Klose: Das ist schwierig. Die Anzeichen sind ganz subtil. Wickelkauen, Abmagerung, schlechte Futteraufnahme oder starker Speichelfluss sowie Abwehrverhalten beim Reiten  können Anzeichen sein – dann handelt es sich aber meistens schon um gravierende Probleme. Deshalb ist die regelmäßige Kontrolle das A und O!

PM-Forum: Zahnstein, Karies und Co. – gibt es das auch bei Pferden? Wie kann sowas behandelt werden?

Klose: Karies gibt es, abhängig von der Genetik und der Fütterung. Deshalb sollten Pferdebesitzer darauf achten, dass das Futter nicht viel Melasse oder andere süße Bestandteile enthält. Raufutter übernimmt übrigens eine Zahnputzfunktion! Deshalb ist übermäßige Zahnsteinbildung auch häufig ein Zeichen dafür, dass mit diesen Zähnen deutlich weniger gekaut wird. Bei nur einseitiger Zahnsteinbildung liegt das schmerzende Zahnproblem dann höchstwahrscheinlich auch auf dieser Seite, da das Pferd die Kauseite nicht mehr wechselt.
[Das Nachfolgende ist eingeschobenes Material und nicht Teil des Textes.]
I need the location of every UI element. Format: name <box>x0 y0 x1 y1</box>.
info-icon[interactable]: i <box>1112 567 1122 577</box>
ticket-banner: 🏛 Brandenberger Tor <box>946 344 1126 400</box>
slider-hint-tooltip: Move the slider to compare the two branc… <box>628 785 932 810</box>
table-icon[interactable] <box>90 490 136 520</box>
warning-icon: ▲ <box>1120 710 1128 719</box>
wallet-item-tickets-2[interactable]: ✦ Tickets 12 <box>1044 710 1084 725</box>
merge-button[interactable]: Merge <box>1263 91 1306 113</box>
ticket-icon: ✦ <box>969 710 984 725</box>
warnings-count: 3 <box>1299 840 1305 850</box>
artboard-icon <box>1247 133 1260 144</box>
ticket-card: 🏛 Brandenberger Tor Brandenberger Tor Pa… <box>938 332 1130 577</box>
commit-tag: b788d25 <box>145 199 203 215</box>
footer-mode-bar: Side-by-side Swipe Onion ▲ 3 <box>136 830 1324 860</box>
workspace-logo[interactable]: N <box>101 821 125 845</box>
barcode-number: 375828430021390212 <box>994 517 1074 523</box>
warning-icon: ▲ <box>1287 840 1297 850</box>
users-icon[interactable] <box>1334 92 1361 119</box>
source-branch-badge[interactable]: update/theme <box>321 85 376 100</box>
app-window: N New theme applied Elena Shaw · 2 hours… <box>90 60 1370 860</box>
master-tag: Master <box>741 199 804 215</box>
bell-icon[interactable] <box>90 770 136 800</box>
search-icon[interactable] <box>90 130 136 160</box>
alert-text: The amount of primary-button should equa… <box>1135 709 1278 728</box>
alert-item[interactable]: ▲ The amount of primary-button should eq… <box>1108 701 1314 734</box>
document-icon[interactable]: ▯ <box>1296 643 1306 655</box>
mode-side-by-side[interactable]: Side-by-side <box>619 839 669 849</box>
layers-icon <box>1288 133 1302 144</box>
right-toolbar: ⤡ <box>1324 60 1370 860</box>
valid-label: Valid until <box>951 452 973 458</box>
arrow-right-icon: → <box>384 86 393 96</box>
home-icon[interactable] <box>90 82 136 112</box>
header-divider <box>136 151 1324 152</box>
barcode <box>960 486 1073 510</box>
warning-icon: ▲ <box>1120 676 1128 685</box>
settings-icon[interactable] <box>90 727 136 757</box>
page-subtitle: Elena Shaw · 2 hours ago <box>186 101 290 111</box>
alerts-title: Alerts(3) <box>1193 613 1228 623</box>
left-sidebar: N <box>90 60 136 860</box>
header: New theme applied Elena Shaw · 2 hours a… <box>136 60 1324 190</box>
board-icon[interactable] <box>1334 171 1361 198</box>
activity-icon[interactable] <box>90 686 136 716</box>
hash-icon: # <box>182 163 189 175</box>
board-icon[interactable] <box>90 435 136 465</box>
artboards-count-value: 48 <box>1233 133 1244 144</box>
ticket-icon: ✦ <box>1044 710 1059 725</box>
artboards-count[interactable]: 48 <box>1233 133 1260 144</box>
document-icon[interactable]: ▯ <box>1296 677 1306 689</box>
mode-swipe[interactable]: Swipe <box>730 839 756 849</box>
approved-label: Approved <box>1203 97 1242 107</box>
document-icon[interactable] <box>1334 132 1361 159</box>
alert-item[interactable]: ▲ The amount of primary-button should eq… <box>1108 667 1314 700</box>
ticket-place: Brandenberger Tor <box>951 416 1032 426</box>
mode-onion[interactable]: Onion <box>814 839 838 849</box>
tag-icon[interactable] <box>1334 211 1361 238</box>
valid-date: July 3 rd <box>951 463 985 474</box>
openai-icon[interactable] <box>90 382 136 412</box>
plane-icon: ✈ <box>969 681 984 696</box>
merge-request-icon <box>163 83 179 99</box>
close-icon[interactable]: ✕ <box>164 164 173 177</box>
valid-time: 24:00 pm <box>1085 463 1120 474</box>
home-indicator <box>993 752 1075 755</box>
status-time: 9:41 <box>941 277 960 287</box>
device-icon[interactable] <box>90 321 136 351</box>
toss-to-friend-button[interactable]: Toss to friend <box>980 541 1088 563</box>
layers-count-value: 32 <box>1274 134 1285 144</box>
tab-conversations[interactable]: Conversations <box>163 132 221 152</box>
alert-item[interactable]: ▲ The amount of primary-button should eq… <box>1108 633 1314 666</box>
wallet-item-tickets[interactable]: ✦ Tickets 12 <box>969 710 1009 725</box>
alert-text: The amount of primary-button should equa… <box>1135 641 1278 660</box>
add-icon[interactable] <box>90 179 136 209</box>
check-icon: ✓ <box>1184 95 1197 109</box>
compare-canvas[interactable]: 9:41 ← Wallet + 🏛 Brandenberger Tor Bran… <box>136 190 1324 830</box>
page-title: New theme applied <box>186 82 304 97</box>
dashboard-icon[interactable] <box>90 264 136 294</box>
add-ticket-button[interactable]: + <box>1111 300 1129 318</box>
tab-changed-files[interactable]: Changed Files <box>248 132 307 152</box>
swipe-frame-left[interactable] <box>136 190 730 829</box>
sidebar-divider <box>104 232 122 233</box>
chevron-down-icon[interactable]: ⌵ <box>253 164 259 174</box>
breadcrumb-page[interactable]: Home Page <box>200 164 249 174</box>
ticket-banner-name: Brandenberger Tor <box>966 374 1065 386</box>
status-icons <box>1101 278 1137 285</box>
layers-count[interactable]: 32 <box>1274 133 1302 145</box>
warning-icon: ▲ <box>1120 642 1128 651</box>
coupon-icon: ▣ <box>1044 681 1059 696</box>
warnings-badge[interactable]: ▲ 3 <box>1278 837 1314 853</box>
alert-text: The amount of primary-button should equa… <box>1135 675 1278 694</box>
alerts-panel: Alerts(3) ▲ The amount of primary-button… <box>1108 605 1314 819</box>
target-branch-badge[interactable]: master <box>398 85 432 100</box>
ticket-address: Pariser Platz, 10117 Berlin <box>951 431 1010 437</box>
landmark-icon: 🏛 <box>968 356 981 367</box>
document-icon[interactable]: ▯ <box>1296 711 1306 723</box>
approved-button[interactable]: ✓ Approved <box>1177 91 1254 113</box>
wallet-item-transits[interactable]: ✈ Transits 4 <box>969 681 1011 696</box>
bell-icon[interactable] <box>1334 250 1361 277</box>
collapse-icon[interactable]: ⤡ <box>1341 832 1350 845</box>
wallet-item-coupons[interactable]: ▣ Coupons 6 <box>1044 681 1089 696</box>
PM-Forum: Was kann ich als Pferdehalter vorbeugend für die Zahngesundheit tun?

Klose: Dazu gehört zum einen die Routinekontrolle vom jungen Alter an. Und die Prophylaxe natürlich. Vom Futter her sollte so natürlich wie möglich gefüttert werden:  bodennah, viel Raufutter, auf Stärke und Melasse verzichten bzw. so viel wie möglich vermeiden – gerade auch bei Leckerlies. Heunetze sollten so aufgehängt werden, dass
das Pferd weder hineinsteigen kann, noch sich beim Fressen verdrehen muss – das kann sich nämlich auch auf den Kaumechanismus auswirken.

PM-Forum: Gibt es noch etwas, das Sie Pferdebesitzern mit auf den Weg geben können?

Klose: Das Ziel jeder Zahnbehandlung ist ein Gleichgewicht der Abnutzung, so lassen sich Lebensqualität und Zähne auch bis ins hohe Alter erhalten. Nur weil das Pferd gut frisst, gut aussieht und sich gut reiten lässt, gibt das keinerlei Aufschluss auf die Zahngesundheit. Diese liegt im Verborgenen und man sieht nicht was los ist.

Das Interview führte Lorella Joschko.